Tuesday, June 27, 2006

The Use of Colors

The Use of Colors

[note: this is NOT my article. This content is from the link above. I posted the content here just so that I can do my own text-search at a later time. I did not put this up for anyone to use.(This )]

The use of colour Article icon

This article explains the use of colour, what colours signify, and how to find colours that fit with each other in your web pages. smile

In the web design world, one of the main mistakes made by designers is the incorrect usage of colours. Bad colour schemes can make your site look unfriendly, amaturish, and inaccessible.

This article will identify common mistakes with selecting colours, how to create good colour schemes, and accessibility issues that arise from colours.
Colour associations and moods

Colours can be perceived by people as different moods and emotions. When designing a site you should consider what mood you aim to set with your design, with careful use of colour.

These moods can vary from person to person, depending on their life experiences, however in general, these are the following meanings:

Blue - Blue is one of the most used colours on the web, and in most things. This is because it is a safe colour because the moods it conveys are mostly good.
Blue can represent peace, tranquility, reliability, trust, honesty, cleanlyness, clarity. However it can also represent depression. (e.g feeling blue).

Green - Green has always been associated with nature. It also can represent environment, health, luck, youth. However, in some places it can represent distrust and danger.

Yellow - Yellow is a very happy colour (look at smilys for instance smile). Yellow can represent joy, happyness, the sun, friendship. Bad moods can be things such as cowardice, and illness. Me personally, i hate pale yellow, it reminds me of vomit and scum, i have no idea why, but it must be a childhood experience i had.

Orange - My favorite colour smile. Orange can convey warmth and energy. Orange is a good attention grabber when used correctly.

Red - Danger! Caution, blood. Good things include love and warmth. Red is a good attention grabber, maybe because people notice danger and notice the red.

Purple - Purple is a mysterious, creative colour, It can also be associated with royalty, and exotic items. Look at dairy milk chocolate bars, the purple packaging make it look more luxorious.

Pink - A very feminine colour, also assiciated with babies, and childhood.

Black - Black can convey power, darkness, and evil. However it is a useful colour (like grey) for making things stand out from a page. Black along with red is an example of this. A black page with a red item will make the red stand out more.

White - White represents purity, and goodness. It can also represent coldness and winter.
Colour combinations

To find a good combination of colours look at a colour wheel.

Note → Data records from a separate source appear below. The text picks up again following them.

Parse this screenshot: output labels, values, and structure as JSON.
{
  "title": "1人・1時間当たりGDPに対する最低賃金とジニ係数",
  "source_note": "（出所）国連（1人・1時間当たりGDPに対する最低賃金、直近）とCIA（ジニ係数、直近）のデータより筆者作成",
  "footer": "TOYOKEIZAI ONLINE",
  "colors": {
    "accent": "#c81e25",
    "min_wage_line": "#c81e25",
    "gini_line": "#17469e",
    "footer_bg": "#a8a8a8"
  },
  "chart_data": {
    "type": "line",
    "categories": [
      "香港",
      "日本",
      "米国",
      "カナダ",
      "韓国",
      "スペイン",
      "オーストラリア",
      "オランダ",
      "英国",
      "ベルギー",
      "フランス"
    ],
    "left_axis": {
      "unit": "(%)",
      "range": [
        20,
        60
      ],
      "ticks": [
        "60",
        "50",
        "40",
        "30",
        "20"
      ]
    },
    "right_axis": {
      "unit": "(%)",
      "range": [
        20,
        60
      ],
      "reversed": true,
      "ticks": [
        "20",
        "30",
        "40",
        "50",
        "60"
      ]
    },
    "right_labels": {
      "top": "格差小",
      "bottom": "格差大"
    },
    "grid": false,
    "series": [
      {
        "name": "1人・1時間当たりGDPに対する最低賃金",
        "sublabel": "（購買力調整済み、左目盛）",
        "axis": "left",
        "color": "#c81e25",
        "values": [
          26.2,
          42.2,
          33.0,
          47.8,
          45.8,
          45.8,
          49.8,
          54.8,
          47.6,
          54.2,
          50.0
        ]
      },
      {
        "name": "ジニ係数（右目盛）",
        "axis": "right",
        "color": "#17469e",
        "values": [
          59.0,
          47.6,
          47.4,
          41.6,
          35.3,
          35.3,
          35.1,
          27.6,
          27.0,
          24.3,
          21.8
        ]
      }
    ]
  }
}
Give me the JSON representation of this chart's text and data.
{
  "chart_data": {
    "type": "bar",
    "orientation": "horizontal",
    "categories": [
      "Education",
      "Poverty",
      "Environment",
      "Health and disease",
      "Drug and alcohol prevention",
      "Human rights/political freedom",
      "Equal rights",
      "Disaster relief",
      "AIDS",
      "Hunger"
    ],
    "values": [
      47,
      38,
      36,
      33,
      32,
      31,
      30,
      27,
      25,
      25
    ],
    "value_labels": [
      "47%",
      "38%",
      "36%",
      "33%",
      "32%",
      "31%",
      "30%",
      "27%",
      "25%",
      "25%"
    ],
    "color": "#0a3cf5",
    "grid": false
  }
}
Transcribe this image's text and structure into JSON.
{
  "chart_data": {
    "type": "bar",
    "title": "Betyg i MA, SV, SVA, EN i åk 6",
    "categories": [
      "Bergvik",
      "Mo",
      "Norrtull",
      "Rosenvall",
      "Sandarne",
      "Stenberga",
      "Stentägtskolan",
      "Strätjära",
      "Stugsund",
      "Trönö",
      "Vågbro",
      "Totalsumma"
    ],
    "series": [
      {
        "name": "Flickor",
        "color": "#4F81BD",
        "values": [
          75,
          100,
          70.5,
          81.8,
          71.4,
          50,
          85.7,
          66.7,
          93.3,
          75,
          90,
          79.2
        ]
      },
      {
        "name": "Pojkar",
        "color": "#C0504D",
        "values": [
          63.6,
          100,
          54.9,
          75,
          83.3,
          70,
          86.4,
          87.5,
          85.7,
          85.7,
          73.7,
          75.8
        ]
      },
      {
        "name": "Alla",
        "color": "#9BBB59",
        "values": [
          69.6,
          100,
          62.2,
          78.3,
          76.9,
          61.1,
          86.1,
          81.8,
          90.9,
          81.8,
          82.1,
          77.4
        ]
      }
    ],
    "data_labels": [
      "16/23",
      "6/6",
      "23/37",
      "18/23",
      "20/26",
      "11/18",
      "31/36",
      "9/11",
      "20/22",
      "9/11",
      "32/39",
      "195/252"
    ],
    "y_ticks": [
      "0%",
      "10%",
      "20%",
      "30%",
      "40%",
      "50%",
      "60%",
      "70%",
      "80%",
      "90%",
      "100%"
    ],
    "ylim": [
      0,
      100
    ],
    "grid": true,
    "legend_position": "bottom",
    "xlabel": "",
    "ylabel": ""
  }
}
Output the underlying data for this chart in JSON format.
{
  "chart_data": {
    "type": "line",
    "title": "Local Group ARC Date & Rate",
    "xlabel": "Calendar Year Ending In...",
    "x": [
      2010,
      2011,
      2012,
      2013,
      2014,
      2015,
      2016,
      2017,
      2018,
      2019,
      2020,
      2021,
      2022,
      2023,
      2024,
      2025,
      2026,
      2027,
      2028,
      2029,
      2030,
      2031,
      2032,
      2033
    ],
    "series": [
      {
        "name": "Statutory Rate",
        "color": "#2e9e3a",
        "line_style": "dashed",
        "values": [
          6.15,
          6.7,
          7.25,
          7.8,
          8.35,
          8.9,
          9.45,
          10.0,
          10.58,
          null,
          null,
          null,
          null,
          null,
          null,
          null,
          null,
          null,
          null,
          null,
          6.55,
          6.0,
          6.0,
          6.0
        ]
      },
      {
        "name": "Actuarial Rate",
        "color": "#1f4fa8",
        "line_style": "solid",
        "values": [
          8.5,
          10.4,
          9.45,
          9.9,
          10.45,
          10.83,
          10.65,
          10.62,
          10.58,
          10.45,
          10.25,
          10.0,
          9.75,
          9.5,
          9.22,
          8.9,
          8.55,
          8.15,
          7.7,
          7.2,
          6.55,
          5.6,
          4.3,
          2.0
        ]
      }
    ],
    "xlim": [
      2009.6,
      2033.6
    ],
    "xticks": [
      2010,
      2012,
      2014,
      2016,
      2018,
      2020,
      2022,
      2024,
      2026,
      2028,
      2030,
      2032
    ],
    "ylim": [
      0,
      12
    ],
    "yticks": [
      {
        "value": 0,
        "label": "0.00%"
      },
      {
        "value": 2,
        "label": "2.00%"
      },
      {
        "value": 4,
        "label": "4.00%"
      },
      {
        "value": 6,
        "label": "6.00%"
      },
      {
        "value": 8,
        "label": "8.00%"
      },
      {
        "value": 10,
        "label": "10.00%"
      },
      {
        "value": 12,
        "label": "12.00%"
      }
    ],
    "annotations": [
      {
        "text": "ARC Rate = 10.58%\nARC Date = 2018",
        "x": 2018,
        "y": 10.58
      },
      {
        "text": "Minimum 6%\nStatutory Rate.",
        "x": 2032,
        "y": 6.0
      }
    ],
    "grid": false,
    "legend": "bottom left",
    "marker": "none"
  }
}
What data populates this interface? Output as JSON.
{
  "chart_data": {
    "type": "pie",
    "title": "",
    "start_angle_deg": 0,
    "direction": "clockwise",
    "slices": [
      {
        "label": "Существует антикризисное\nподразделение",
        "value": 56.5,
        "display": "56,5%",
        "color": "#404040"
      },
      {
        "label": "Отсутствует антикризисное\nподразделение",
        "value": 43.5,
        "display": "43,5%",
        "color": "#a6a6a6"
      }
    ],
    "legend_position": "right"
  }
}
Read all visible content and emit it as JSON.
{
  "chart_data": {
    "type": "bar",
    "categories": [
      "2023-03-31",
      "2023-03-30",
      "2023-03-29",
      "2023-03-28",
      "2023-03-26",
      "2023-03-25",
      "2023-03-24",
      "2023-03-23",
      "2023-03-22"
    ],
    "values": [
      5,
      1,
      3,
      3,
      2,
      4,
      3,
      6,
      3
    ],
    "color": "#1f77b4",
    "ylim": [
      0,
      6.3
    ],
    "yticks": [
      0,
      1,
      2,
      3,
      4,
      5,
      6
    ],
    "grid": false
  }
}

A colour wheel shows the colours in the colour spectrum, and by looking at it you can see what colours will work with others.

Complementary
complementary

Split-complementary
Split

Triad
Triad

Tetrad
Tetrad

Analogous
analog

Monochromatic - Different shades
mono
Shades of colours

Different shades of colours work well in different situations. For example, using very saterated colours all the time is not always good, by using shades you can make certain things stand out more or less than others. For example, it would be good to have elements in the main content stand out more than in the sidebar, because that is where you want to draw the users eyes to look.
Common sense

When making sites you have to use your common sense when picking colours. For example, if you were making a business site you wouldent use bright pink, because this would look childish and unprofessional.
Another example, if you were making a laser eye clinic site, you wouldent use red as this would imply danger and blood. Scary.
Web safe/smart

You may or may not be aware that mac's display colours differently to PC's, also browsers render colours differently. Heres a bit of history.
In 1994, Netscape (big players in the browser market at the time) selected a web safe palette that would work on both PC's and Mac's by using the current 256 colours (thats all the pc's could display at the time, 8bits) and removing the 40 colours that were incompatible. Thus leaving 216 web safe colours.
Using these web safe colours meant that there was greater chance of your site looking the same on different hardware.

These days computers support millions of colours (16bit or 32bit) meaning the compatible colours between systems have increased. The new pallete, based on 16bit systems, is the web smart pallete which supports 4096 web smart colours. I personally try to use web smart colours when ever possible, to ensure it will look simular to what on want on different systems.

You just note, that the colours will never be the same on different machines, because so many things affect them, e.g OS, Monitor settings, monitor type, graphics card etc.
Accessibility issues

When changing colours you must ensure the contrast between the colour and the text on it is enough for people with poor eyesight to see, or at least offer a high contrast version. Ive seen sites with grey text on slightly greyer background making it very hard to read, this is bad accessibility wise.
Also note some colours can be annoying together, for example some people have difficulty looking at green and red together, green text on red would be a very bad idea.
Also remember the colour blind poeple on the web, ensure they have options to see a version they can actually read.
My tips

Dont use pure black/pure white all the time. Try shades, e.g #111111 hex is nearly black but not quite, and looks nicer in most situations.
Dont use more than 3/4 colours in your colour scheme, keep it simple for more impact.
If you have an image you want to base you page on, pick colours directly from the image.